The ship arrived, and we were eagerly expecting to finally have a good lunch and coffee and enjoy a cruise on the North Sea for the first time ever. We made reservations for the on-board restaurant called “Catch Me if you can”. This ticket allows you to enjoy a rich, typical Scandinavian lunch with plenty of fish, sea fruits, meat, potato dish accompanied with sauces. There were plentiful choices of deserts, fruits, ice-cream and even cheese for French palates. Ice-cream was the preferred choice for most, and after the bellies were filled, everyone was walking around with a cup of ice-cream. After about an hour the restaurant was deserted and the few left enjoyed the cruise with beers on the table.
Some went to visit the casino, some went for shopping in the duty-free shop, while others went out on the deck for a smoke. The stormy clouds that gathered in Hirtshals when we departed were already left behind and as we advanced, the sun popped out amid the clouds. We´ve been on cruises before, but they were short ones, mostly on Lake Balaton. Being out on the sea was a different feeling. A strong cold wind was hitting us, ready to blow you off the deck directly into the sea for the deep waters to swallow you in the blink of an eye.
We soon lost sight of land and were swinging lightly on the waves for hours until we caught the sight of the Norwegian shores. The sun was setting, and we rolled out of the ferry and stepped on Norwegian land. The words ˝Der echte Norden˝ - meaning “The real north” - came to my mind: here we are, we arrived in the land of the Vikings which has the most Northern point of Europe.
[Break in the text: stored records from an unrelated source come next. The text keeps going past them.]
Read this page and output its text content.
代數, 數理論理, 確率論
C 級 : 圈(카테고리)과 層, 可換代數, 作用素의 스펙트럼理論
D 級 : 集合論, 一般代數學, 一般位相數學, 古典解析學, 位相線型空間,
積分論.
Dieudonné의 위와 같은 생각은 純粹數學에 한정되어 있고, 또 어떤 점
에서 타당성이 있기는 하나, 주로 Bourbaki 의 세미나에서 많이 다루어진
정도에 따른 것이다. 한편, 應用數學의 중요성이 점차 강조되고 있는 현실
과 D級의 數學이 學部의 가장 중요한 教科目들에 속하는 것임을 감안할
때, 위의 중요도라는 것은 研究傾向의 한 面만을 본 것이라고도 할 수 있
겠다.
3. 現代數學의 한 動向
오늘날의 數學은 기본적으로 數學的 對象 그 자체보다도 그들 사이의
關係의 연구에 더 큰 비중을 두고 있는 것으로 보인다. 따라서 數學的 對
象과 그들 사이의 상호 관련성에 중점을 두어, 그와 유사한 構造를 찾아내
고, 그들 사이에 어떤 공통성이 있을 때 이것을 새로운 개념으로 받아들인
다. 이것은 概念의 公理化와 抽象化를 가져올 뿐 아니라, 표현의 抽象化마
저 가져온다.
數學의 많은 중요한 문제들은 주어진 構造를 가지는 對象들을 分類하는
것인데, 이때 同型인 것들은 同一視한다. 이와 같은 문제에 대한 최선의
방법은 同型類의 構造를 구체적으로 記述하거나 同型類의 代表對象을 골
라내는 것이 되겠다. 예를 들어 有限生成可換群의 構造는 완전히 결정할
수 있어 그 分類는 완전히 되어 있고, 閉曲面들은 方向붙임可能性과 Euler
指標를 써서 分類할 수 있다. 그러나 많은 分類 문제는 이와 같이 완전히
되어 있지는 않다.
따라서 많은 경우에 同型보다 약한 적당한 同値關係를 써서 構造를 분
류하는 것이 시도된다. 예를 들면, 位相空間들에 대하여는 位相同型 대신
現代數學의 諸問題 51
About a 100kms drive was ahead of us to reach the hotel and after a small halt at a gas station we set out on the road again. Darkness fell upon the city, but the road was lit even after we left the populated area. It would have been an ideal situation if the road was lit the entire way, but soon we left the main road and the speed limit went from 90 km/h to only 60 or 50. At some point the GPS got literally lost and directed us to a dead end. Despair grew on us as we searched for a way out in the dark, in the middle of nowhere. We hit the road again, now with the instructions of 2 GPS-es and soon we found ourselves on a road with no railings and narrowing down to one lane. Yet the traffic was going in both directions. Where the speed limit was 80km/h we could barely advance with 60 and where the limit was 60, we were jolting with 40. It looked like we were ahead of a long night and while we could have travelled this distance in less than an hour on a German or Danish road, it took us almost 3 hours in these untamed parts of Norway. We had no idea what was awaiting us the following days…
After 3 hours of creeping along on winding single lane roads, along some unknown fjord and wood covered hills, we eventually arrived at the hotel, where the host received us with a slightly clumsy politeness.

After check-in we fell into the couch relieved and content to have completed the second day of our adventurous journey.